Pour le thème de la séduction, Jeanne a joué avec Jean. Comme il avait déjà été séducteur, il devait maintenant jouer le séduit. Jeanne, un petit sourire aux lèvres, semble amusée de la situation mais quand même un peu sceptique. Jeanne a proposé le scénario que Jean a confirmé : alors que Nina se promène, elle croise Gustave à côté de son taxi qui attend des clients. Elle l’accoste…Bien que Gustave dise qu’il n’est pas intéressé, travaille et ne veut pas mélanger vie privée et vie professionnelle, Jeanne persévère, de façon très amusante. Ils ont tous les deux très bien joué leur rôle respectif.

Dès la deuxième séance de jeu, Jeanne rejoignait l’ensemble du groupe à l’approche de l’heure du début de séance. Nous n’avions plus besoin d’aller la chercher. C’est elle qui me tendait la main pour me dire bonjour et serrait la mienne bien plus fermement.

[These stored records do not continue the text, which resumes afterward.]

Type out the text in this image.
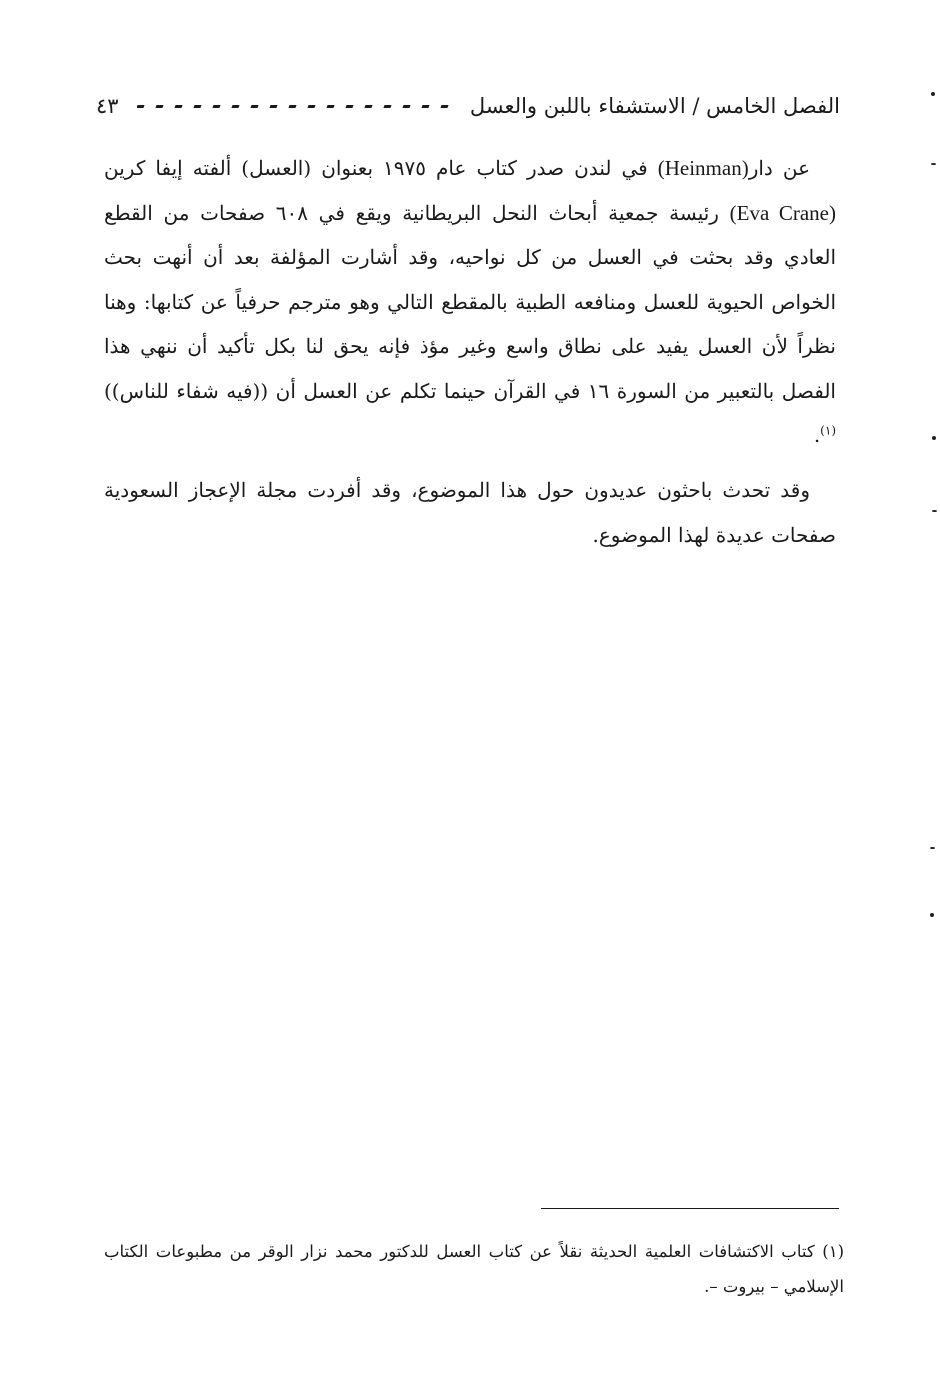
الفصل الخامس / الاستشفاء باللبن والعسل
٤٣

عن دار(Heinman) في لندن صدر كتاب عام ١٩٧٥ بعنوان (العسل) ألفته إيفا كرين (Eva Crane) رئيسة جمعية أبحاث النحل البريطانية ويقع في ٦٠٨ صفحات من القطع العادي وقد بحثت في العسل من كل نواحيه، وقد أشارت المؤلفة بعد أن أنهت بحث الخواص الحيوية للعسل ومنافعه الطبية بالمقطع التالي وهو مترجم حرفياً عن كتابها: وهنا نظراً لأن العسل يفيد على نطاق واسع وغير مؤذ فإنه يحق لنا بكل تأكيد أن ننهي هذا الفصل بالتعبير من السورة ١٦ في القرآن حينما تكلم عن العسل أن ((فيه شفاء للناس))$^{(١)}$.

وقد تحدث باحثون عديدون حول هذا الموضوع، وقد أفردت مجلة الإعجاز السعودية صفحات عديدة لهذا الموضوع.

(١) كتاب الاكتشافات العلمية الحديثة نقلاً عن كتاب العسل للدكتور محمد نزار الوقر من مطبوعات الكتاب الإسلامي – بيروت –.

Jeanne a su bien s’adapter à quasiment chaque thème, à chaque situation et à tous ses partenaires de jeu (elle n’a joué qu’une seule fois avec moi). Elle a su transmettre par la voix de nombreuses émotions : la tristesse, la colère, l’incompréhension ou encore l’encouragement.

39 En tant que spectatrice, elle a su reconnaître les émotions chez autrui en les citant et en expliquant comment elle les avait perçues, de façon très juste et très précise : « Il avait l’air désespéré, sa voix tremblait, il s’est mis à genoux pour la supplier de ne pas partir. Ça m’a rendu triste », « il avait peur, il parlait vite et sa voix était plus aiguë que d’habitude ! ».

Lorsqu’on lui a fait remarquer que souvent on ne voyait presque pas sa marionnette, elle a répondu « c’est parce que j’oublie la présence des spectateurs, il y a trop de choses à penser ».

Jeanne n’a jamais été volontaire pour jouer et a toujours montré de l’angoisse en attendant son tour, angoisse qui disparaissait dès qu’elle jouait Nina.

Le jour du visionnage des vidéos, elle dit être « contente » de savoir qu’elle va voir les scènes et réagit et commente lorsqu’elle se reconnaît : « C’est moi ! », « On ne voit pas

Nina, mais on l’entend ! ». Elle ne détourne pas le regard de l’écran.